There’s not a lot that can be done to change this, it is part and parcel of safeguarding ourselves. I need to be sure that the environment I am in is safe and accepting before I fly my colours. At work I need to see that homophobia is challenged promptly because every time a customer shouts slang at someone – perhaps even in jest – these micro-aggressions really dig deep. I need to feel supported and backed up, that bullying has a zero tolerance.

I feel better about Riverside employing diverse people with a range of backgrounds as this helps me fit in and feel that it’s ok to be me. And even if you’re as vanilla as they come, it really helps to get to know you. To hear about what your interests are, being yourself, being open. If you feel proud enough to admit to liking jazz, dancing burlesque or being totally mad about cats… then I can feel proud enough to open up about my world.

 

* Trans alternatives to relying on a nurse injection

In order to get approved hormone injections your psychiatrist needs to be sure you are genuinely trans and not just mentally ill taking it out on your body or even worse, attention seeking!

This stems from the fear of trans-regret, a theory that trans people regret their irreversible decisions and the GP is wracked with guilt for messing up someone’s life.

For those people rejected at the initial stage, but still definitely trans, they can try alternative routes to hormones.

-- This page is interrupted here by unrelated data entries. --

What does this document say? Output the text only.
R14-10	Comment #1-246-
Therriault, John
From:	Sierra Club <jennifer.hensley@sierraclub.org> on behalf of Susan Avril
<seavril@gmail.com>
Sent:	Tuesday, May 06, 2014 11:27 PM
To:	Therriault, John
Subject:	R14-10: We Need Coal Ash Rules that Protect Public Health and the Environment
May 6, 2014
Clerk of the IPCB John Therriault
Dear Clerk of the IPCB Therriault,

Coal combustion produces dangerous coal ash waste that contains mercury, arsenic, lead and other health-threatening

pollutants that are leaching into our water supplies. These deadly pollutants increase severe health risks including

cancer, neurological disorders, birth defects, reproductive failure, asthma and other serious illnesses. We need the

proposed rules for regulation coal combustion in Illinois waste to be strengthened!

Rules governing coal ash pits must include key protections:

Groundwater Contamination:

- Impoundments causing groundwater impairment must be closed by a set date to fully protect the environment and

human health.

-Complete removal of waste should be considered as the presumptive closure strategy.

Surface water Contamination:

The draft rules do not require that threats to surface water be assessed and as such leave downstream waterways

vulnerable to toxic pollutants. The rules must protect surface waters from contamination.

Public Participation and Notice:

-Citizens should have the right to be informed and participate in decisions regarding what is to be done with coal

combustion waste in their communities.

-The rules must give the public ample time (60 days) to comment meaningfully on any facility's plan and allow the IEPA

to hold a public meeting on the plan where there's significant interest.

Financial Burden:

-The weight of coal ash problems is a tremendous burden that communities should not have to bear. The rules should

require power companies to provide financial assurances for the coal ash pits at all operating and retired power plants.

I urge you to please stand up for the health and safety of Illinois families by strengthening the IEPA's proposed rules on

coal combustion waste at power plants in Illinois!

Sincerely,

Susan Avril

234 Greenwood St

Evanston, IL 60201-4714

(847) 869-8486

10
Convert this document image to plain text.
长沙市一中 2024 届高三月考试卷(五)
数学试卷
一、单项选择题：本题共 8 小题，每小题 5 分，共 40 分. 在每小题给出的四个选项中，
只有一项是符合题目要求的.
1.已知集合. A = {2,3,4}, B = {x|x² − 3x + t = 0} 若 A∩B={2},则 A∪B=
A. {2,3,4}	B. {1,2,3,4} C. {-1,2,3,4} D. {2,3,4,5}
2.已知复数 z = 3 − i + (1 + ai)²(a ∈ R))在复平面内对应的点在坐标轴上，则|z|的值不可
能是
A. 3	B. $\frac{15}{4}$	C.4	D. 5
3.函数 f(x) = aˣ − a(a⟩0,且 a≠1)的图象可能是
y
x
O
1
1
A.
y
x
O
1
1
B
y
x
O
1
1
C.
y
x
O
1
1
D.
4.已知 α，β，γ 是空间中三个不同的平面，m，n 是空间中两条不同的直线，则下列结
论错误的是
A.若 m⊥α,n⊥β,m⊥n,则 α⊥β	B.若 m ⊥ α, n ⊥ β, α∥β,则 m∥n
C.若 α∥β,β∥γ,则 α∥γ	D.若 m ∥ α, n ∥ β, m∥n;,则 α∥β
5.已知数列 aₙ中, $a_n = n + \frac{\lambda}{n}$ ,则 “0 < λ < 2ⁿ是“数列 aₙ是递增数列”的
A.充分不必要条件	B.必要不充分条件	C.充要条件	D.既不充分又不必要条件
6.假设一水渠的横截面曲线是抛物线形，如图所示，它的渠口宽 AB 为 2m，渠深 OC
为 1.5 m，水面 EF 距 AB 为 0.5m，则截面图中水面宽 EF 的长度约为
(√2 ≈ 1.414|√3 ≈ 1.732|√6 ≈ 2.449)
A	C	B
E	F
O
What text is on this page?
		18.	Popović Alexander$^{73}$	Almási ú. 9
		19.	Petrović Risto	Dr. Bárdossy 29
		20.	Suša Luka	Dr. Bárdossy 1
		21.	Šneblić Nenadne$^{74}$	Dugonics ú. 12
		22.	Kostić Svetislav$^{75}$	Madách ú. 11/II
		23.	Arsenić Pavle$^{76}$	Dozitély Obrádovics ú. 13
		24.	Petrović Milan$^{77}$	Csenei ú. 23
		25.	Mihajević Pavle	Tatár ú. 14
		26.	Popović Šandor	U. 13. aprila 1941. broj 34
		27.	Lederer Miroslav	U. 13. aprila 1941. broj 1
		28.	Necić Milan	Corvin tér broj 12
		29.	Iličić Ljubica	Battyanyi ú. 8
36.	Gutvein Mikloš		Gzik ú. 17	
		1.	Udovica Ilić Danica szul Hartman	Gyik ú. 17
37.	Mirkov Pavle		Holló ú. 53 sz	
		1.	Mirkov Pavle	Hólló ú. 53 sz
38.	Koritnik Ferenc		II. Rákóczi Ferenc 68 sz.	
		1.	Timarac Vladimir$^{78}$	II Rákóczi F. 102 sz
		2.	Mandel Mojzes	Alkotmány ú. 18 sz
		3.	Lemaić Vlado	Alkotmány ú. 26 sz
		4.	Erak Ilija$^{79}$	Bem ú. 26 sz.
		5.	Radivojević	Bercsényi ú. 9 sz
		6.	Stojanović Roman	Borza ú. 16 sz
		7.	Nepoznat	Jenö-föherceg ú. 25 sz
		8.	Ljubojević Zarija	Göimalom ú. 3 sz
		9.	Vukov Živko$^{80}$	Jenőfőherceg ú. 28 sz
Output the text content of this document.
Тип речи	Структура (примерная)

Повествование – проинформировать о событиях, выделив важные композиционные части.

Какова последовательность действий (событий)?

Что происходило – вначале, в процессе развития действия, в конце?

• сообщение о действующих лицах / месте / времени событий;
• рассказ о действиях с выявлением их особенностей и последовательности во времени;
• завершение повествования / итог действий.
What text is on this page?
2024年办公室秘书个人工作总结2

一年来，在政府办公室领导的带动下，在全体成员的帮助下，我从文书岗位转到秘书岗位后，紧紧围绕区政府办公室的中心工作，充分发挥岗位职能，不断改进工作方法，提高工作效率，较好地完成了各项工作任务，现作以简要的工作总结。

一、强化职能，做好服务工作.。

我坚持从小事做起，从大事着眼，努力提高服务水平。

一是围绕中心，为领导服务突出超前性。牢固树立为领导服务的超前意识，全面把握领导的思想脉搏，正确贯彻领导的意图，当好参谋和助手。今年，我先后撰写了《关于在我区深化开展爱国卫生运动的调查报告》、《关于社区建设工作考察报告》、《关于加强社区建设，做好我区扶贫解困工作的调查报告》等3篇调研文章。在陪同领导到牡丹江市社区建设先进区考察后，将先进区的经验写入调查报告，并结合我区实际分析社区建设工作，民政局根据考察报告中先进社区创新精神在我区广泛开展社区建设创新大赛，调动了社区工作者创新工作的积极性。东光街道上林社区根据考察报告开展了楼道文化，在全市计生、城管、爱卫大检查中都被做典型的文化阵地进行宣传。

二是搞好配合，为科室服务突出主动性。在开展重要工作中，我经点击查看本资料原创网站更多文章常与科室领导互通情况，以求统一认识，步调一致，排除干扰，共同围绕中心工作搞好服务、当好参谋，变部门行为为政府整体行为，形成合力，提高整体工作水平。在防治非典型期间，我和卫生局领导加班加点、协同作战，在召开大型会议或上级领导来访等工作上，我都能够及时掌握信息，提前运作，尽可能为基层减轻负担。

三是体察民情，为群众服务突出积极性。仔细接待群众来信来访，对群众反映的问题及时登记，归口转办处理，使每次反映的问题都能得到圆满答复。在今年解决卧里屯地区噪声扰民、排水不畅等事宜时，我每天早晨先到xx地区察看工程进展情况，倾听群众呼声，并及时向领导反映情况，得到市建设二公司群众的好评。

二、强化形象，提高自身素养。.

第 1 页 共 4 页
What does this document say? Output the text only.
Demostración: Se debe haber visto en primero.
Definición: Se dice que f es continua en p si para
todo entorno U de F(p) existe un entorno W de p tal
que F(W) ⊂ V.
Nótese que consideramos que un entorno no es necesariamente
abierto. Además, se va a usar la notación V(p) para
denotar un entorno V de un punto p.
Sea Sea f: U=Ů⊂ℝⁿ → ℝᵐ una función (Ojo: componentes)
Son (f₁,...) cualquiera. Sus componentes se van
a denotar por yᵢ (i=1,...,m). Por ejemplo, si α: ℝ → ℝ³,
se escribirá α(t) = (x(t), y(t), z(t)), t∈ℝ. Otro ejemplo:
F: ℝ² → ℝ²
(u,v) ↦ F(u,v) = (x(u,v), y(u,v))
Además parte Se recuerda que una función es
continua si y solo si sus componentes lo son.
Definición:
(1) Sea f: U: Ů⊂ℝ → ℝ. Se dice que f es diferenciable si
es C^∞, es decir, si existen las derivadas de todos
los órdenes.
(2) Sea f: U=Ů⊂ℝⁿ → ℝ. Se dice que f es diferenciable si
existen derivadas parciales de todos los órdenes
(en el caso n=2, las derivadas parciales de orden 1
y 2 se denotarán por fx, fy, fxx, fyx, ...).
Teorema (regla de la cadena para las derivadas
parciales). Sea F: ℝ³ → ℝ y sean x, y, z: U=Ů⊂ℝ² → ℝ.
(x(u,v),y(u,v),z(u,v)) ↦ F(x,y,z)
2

Some successfully go holistic, diet and lifestyle to bulk their bodies the way they need to. Others can buy hormones online, testogel being the safer one as it’s self applied.

It’s not the worst choice for some people. I’ve met people who have self-prescribed and then when seeing their psychiatrist are able to say it would do them more harm by not moving their journey forward due to the dependence their body now has on these substances. It also proves they are dedicated to their journey and not ‘making it up’ or ‘confused’.

I explain this, not to advocate, but to shed light on the barriers that some trans people face when it comes to autonomy over our situations. As someone who has successfully moved through the system, I still experience stress when having to negotiate with GPs that after 10+ years I know what I’m doing.

Trans people early in their journeys need this information shared so they have the knowledge they’re not alone, they’re not mad or bad, they will get through this. Yes it is a bit of a fight and it can be frightening fighting a GP or psychiatrist, but you know you and it’s ok.